Recent guests have included Patricia Brennan, RN, PhD, director of the National Library of Medicine, and Josh Denny, MD, MS, adjunct professor of Biomedical Informatics at VUMC and chief executive officer of All of Us, the federal government’s massive precision medicine research program.

“It’s really gratifying to hear feedback where someone appreciates the guest and they’re able to take some of the learnings and change their own behavior.”

“We’re trying to cover biomedical informatics in a format that is accessible to non-informaticians,” Johnson said. In addition to featuring other experts in the field in every episode, he invites people without any background in informatics to participate as guests, helping to keep the tone of the show appropriately balanced.

“It’s as if we were all sitting at a bar,” Johnson said. “It’s a roundtable format with at least one guest in the lay person role and one guest in the comedian role.” Johnson happens to know quite a few Nashville songwriters, and several have appeared as guests on the show.

He sees podcasting as a nimble, democratizing platform. “It supports distributed approaches to collecting information — worldwide special guests, no travel — they don’t even have to leave their house. And it’s very easy to put together an episode once a month.”

The response Johnson has received from listeners via social media has been “incredibly encouraging, to a person,” he said.

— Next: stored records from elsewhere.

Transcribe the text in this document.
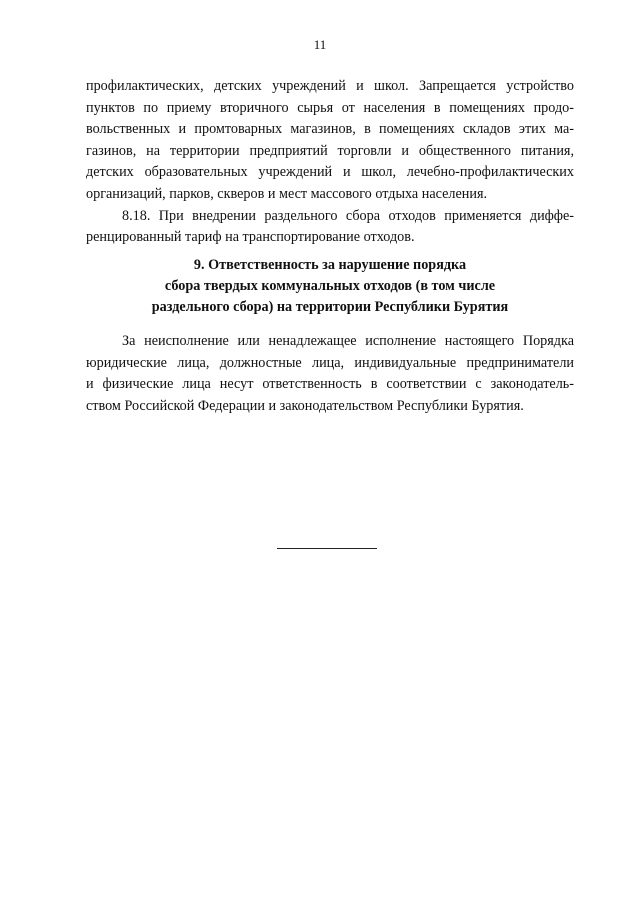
11
профилактических, детских учреждений и школ. Запрещается устройство
пунктов по приему вторичного сырья от населения в помещениях продо-
вольственных и промтоварных магазинов, в помещениях складов этих ма-
газинов, на территории предприятий торговли и общественного питания,
детских образовательных учреждений и школ, лечебно-профилактических
организаций, парков, скверов и мест массового отдыха населения.
8.18. При внедрении раздельного сбора отходов применяется диффе-
ренцированный тариф на транспортирование отходов.
9. Ответственность за нарушение порядка
сбора твердых коммунальных отходов (в том числе
раздельного сбора) на территории Республики Бурятия
За неисполнение или ненадлежащее исполнение настоящего Порядка
юридические лица, должностные лица, индивидуальные предприниматели
и физические лица несут ответственность в соответствии с законодатель-
ством Российской Федерации и законодательством Республики Бурятия.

Omary also enjoys listener responses. “We try to end the podcast with what we call a call to action,” he said. “And it’s really gratifying to hear feedback where someone appreciates the guest and they’re able to take some of the learnings and change their own behavior. That might be to have a conversation with someone, it might be to go to some website for more information, it might be to introduce themselves to a new person — that kind of stuff.”

According to Edison Research, 37% of Americans age 12 and over listen to podcasts on at least a monthly basis. Last year Forbes reported there were more than 800,000 active podcasts and over 54 million episodes available worldwide.